Places included in this census were the original 13 states plus the districts of Kentucky, Maine, Vermont and the Southwest Territory (Tennessee). Six questions were asked, namely [source: U.S. Census Bureau]:
- Name of head of household
- Number of free white males 16 and older
- Number of free white males under 16
- Number of free white females
- Number of all other free persons
- Number of slaves
History of the Census
The concept of a census, or counting of residents, is an ancient one dating to biblical times – at least nine censuses are mentioned in the Bible. Some say the first census ever taken in North America was in 1576, 200 years before America gained its independence from the British. Spanish King Philip II who wanted information on some of his colonies and what taxes they paid sent American Indians through what is now Mexico with a list of 100 questions. The Indians spoke no Spanish, so they recorded the answers in hieroglyphs (pictures) and made maps the same way [source: Prescott Evening Courier]. Others say the first North American census was taken in Canada (in what was then New France) by Jean Talon on behalf of the king of France. Talon went door to door during the winter of 1665-66 and counted 3,215 people of European descent [source: Statistics Canada].

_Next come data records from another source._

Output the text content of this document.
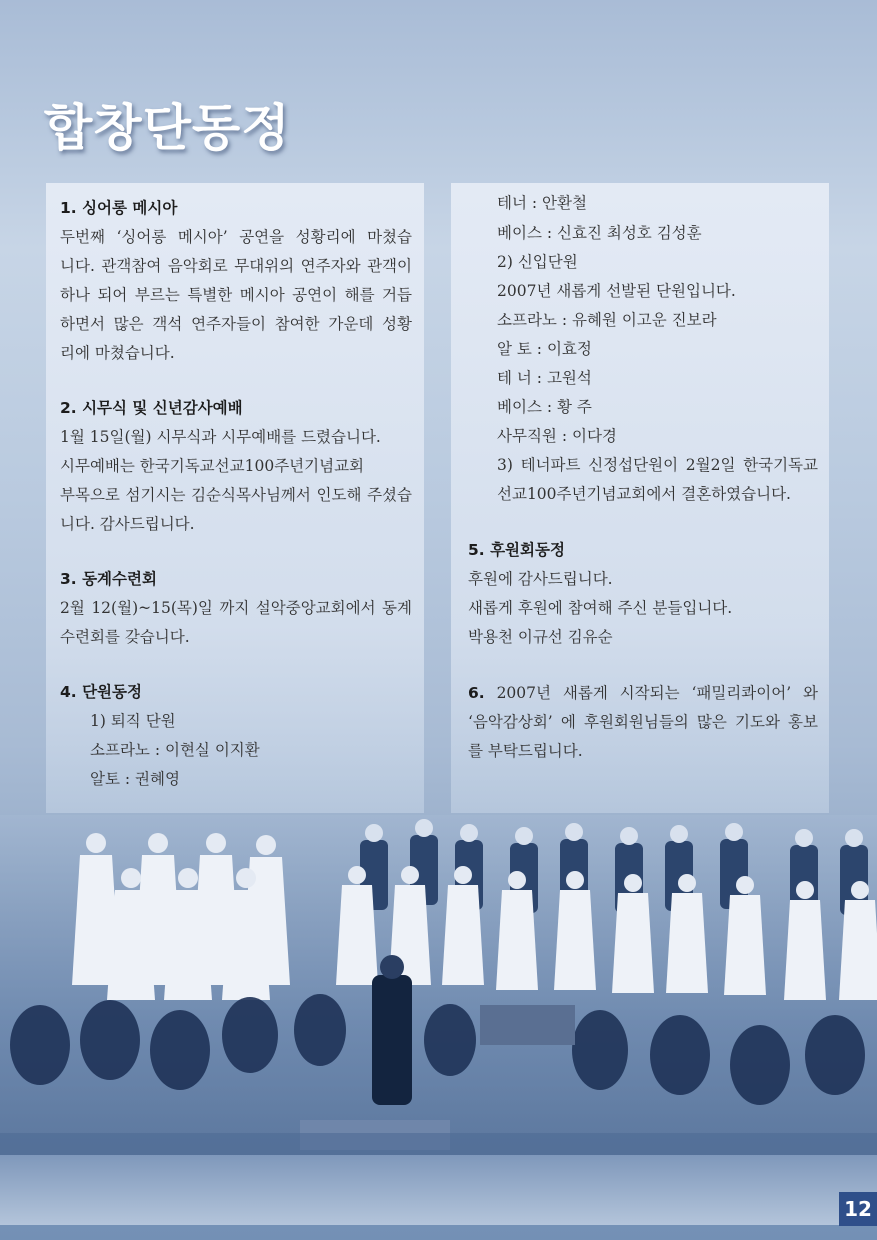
합창단동정
1. 싱어롱 메시아
두번째 ‘싱어롱 메시아’ 공연을 성황리에 마쳤습
니다. 관객참여 음악회로 무대위의 연주자와 관객이
하나 되어 부르는 특별한 메시아 공연이 해를 거듭
하면서 많은 객석 연주자들이 참여한 가운데 성황
리에 마쳤습니다.
2. 시무식 및 신년감사예배
1월 15일(월) 시무식과 시무예배를 드렸습니다.
시무예배는 한국기독교선교100주년기념교회
부목으로 섬기시는 김순식목사님께서 인도해 주셨습
니다. 감사드립니다.
3. 동계수련회
2월 12(월)~15(목)일 까지 설악중앙교회에서 동계
수련회를 갖습니다.
4. 단원동정
1) 퇴직 단원
소프라노 : 이현실 이지환
알토 : 권혜영
테너 : 안환철
베이스 : 신효진 최성호 김성훈
2) 신입단원
2007년 새롭게 선발된 단원입니다.
소프라노 : 유혜원 이고운 진보라
알 토 : 이효정
테 너 : 고원석
베이스 : 황 주
사무직원 : 이다경
3) 테너파트 신정섭단원이 2월2일 한국기독교
선교100주년기념교회에서 결혼하였습니다.
5. 후원회동정
후원에 감사드립니다.
새롭게 후원에 참여해 주신 분들입니다.
박용천 이규선 김유순
6. 2007년 새롭게 시작되는 ‘패밀리콰이어’ 와
‘음악감상회’ 에 후원회원님들의 많은 기도와 홍보
를 부탁드립니다.
12
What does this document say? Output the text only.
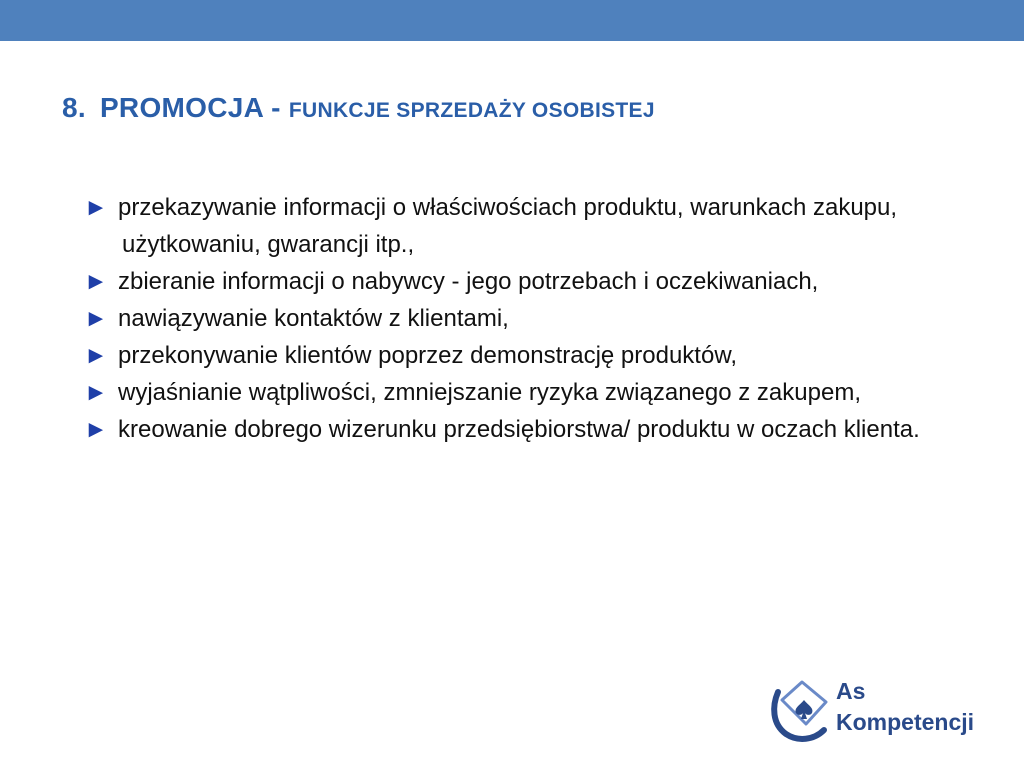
8. PROMOCJA - FUNKCJE SPRZEDAŻY OSOBISTEJ
► przekazywanie informacji o właściwościach produktu, warunkach zakupu, użytkowaniu, gwarancji itp.,
► zbieranie informacji o nabywcy - jego potrzebach i oczekiwaniach,
► nawiązywanie kontaktów z klientami,
► przekonywanie klientów poprzez demonstrację produktów,
► wyjaśnianie wątpliwości, zmniejszanie ryzyka związanego z zakupem,
► kreowanie dobrego wizerunku przedsiębiorstwa/ produktu w oczach klienta.
As
Kompetencji
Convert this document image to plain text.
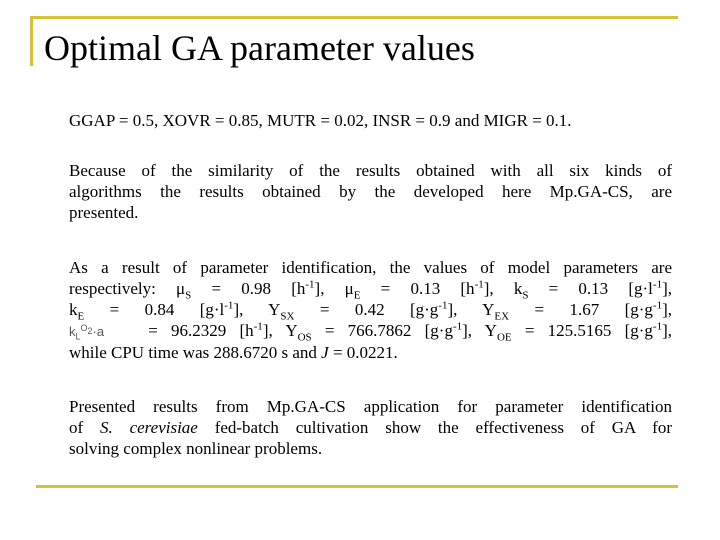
Optimal GA parameter values

GGAP = 0.5, XOVR = 0.85, MUTR = 0.02, INSR = 0.9 and MIGR = 0.1.

Because of the similarity of the results obtained with all six kinds of
algorithms the results obtained by the developed here Mp.GA-CS, are
presented.

As a result of parameter identification, the values of model parameters are
respectively: $\mu_S = 0.98$ $[h^{-1}]$, $\mu_E = 0.13$ $[h^{-1}]$, $k_S = 0.13$ $[g\cdot l^{-1}]$,
$k_E = 0.84$ $[g\cdot l^{-1}]$, $Y_{SX} = 0.42$ $[g\cdot g^{-1}]$, $Y_{EX} = 1.67$ $[g\cdot g^{-1}]$,
$k_L^{O_2}\cdot a = 96.2329$ $[h^{-1}]$, $Y_{OS} = 766.7862$ $[g\cdot g^{-1}]$, $Y_{OE} = 125.5165$ $[g\cdot g^{-1}]$,
while CPU time was 288.6720 s and J = 0.0221.

Presented results from Mp.GA-CS application for parameter identification
of S. cerevisiae fed-batch cultivation show the effectiveness of GA for
solving complex nonlinear problems.
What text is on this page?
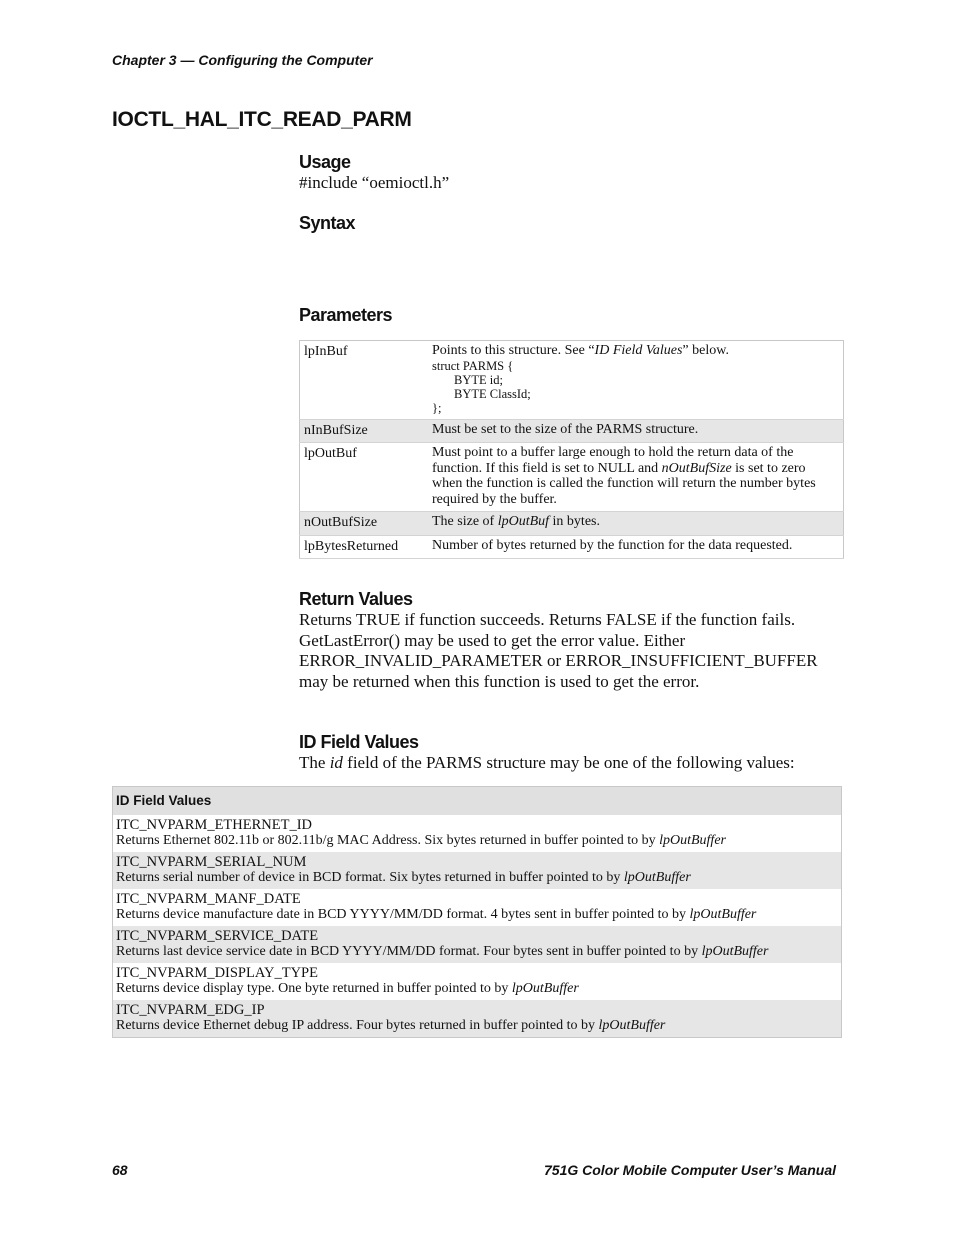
Chapter 3 — Configuring the Computer
IOCTL_HAL_ITC_READ_PARM
Usage
#include “oemioctl.h”
Syntax
Parameters
lpInBuf	Points to this structure. See “ID Field Values” below.
struct PARMS {
BYTE id;
BYTE ClassId;
};

nInBufSize	Must be set to the size of the PARMS structure.
lpOutBuf	Must point to a buffer large enough to hold the return data of the function. If this field is set to NULL and nOutBufSize is set to zero when the function is called the function will return the number bytes required by the buffer.
nOutBufSize	The size of lpOutBuf in bytes.
lpBytesReturned	Number of bytes returned by the function for the data requested.
Return Values
Returns TRUE if function succeeds. Returns FALSE if the function fails. GetLastError() may be used to get the error value. Either ERROR_INVALID_PARAMETER or ERROR_INSUFFICIENT_BUFFER may be returned when this function is used to get the error.
ID Field Values
The id field of the PARMS structure may be one of the following values:
ID Field Values
ITC_NVPARM_ETHERNET_ID
Returns Ethernet 802.11b or 802.11b/g MAC Address. Six bytes returned in buffer pointed to by lpOutBuffer
ITC_NVPARM_SERIAL_NUM
Returns serial number of device in BCD format. Six bytes returned in buffer pointed to by lpOutBuffer
ITC_NVPARM_MANF_DATE
Returns device manufacture date in BCD YYYY/MM/DD format. 4 bytes sent in buffer pointed to by lpOutBuffer
ITC_NVPARM_SERVICE_DATE
Returns last device service date in BCD YYYY/MM/DD format. Four bytes sent in buffer pointed to by lpOutBuffer
ITC_NVPARM_DISPLAY_TYPE
Returns device display type. One byte returned in buffer pointed to by lpOutBuffer
ITC_NVPARM_EDG_IP
Returns device Ethernet debug IP address. Four bytes returned in buffer pointed to by lpOutBuffer
68	751G Color Mobile Computer User’s Manual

Since 1790, U.S. national census information has been taken every 10 years (in years ending in zero) because it is mandated by the U.S. Constitution and necessary to determine each area's representation in the U.S. House of Representatives. In 1790, George Washington signed the act into law. While the Constitution describes the census simply as an "enumeration of inhabitants," the census has evolved into a more comprehensive -- and useful – process for understanding the habits of people living in the United States.
According to Judy Hanna Green's book "Finding Treasures in the U.S. Federal Census," the primary goal of the original 1790 census was to provide information on men eligible for the military. On the heels of the Revolutionary War, the new American citizens were especially conscious of the importance of a strong military. Later, during the War of 1812, much of the 1790 census was destroyed by fire.
In the first national census, 650 U.S. marshals went house to house unannounced on horseback all over the nation to count people, writing with quill pens on any scraps of paper they could find. The cost of that first census project was $45,000 [source: Washington Post]. Compare that with the 2010 census which cost $13.1 billion, $1.6 billion less than anticipated [source: El Nasser and Copeland].